Tip 2 Diyabet (Şeker hastalığı) hastalarında kan şekeri kontrolü sağlanamadığı taktirde zamanla böbrek yetmezliği, görmede azalma, sinir hasarı (hissetmede azalma, ayak tabanında açılan yaralar) gibi tedavisi zor ve uzun zaman alan geri dönüşümsüz hasara neden olmaktadır. Diyabet tedavisinde ilaç tedavisi, diyet ve egzersizle kan şekeri kontrolü sağlanamadığında diyabet cerrahisi uygulanmaktadır.

İnce bağırsakların son kısmına (ileum) gıdalar ulaştığında pankreasa, insülin salgılaması için, çeşitli uyarılar gönderilir. Salgılanan hormonlar sayesinde kan şekeri seviyesi düzenlenir. Ayrıca yine ileumdan salgılanan maddeler sayesinde tokluk oluşur. Diyabet cerrahisinde uygulanan bu ameliyatlarla (ileal interpozisyon, transit bipartisyon, SADI-S ve gastrik mini bypass) ileumun gıdalarla daha erken karşılaşması ve kan şekerinin yükselmeden dengelenmesi hedeflenir. Her iki ameliyata da tüp mide yapılarak başlanır.

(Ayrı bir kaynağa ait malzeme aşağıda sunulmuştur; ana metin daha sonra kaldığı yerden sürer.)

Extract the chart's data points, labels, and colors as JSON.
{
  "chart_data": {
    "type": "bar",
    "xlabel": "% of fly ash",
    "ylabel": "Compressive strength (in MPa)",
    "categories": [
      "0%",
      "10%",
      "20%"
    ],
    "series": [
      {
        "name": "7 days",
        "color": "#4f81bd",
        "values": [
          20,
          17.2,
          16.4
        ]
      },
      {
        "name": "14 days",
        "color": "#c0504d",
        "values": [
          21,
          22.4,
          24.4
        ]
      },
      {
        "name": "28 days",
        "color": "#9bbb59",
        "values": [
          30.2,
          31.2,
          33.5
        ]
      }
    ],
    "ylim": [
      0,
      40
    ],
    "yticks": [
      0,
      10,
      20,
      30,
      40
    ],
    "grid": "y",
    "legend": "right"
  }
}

Böylece gıda alımı azaltılır, midenin genişlemesi engellenir, hem de ghrelin hormonunun vücuttaki seviyesi azaltılmış olur.

Diyabet cerrahisinde başarılı sonuçlar elde edebilmek için hastanın insülin rezervinin yeterli olması gerekir. Yani pankreasın hala yeterince insülin salgılayabiliyor olması gereklidir. Ameliyattan önce yapılan tetkiklerle pankreasın insülin rezervi ölçülür öngörülür.

 

Sayfa içeriği sadece bilgilendirme amaçlıdır, tanı ve tedavi için mutlaka doktorunuza başvurunuz.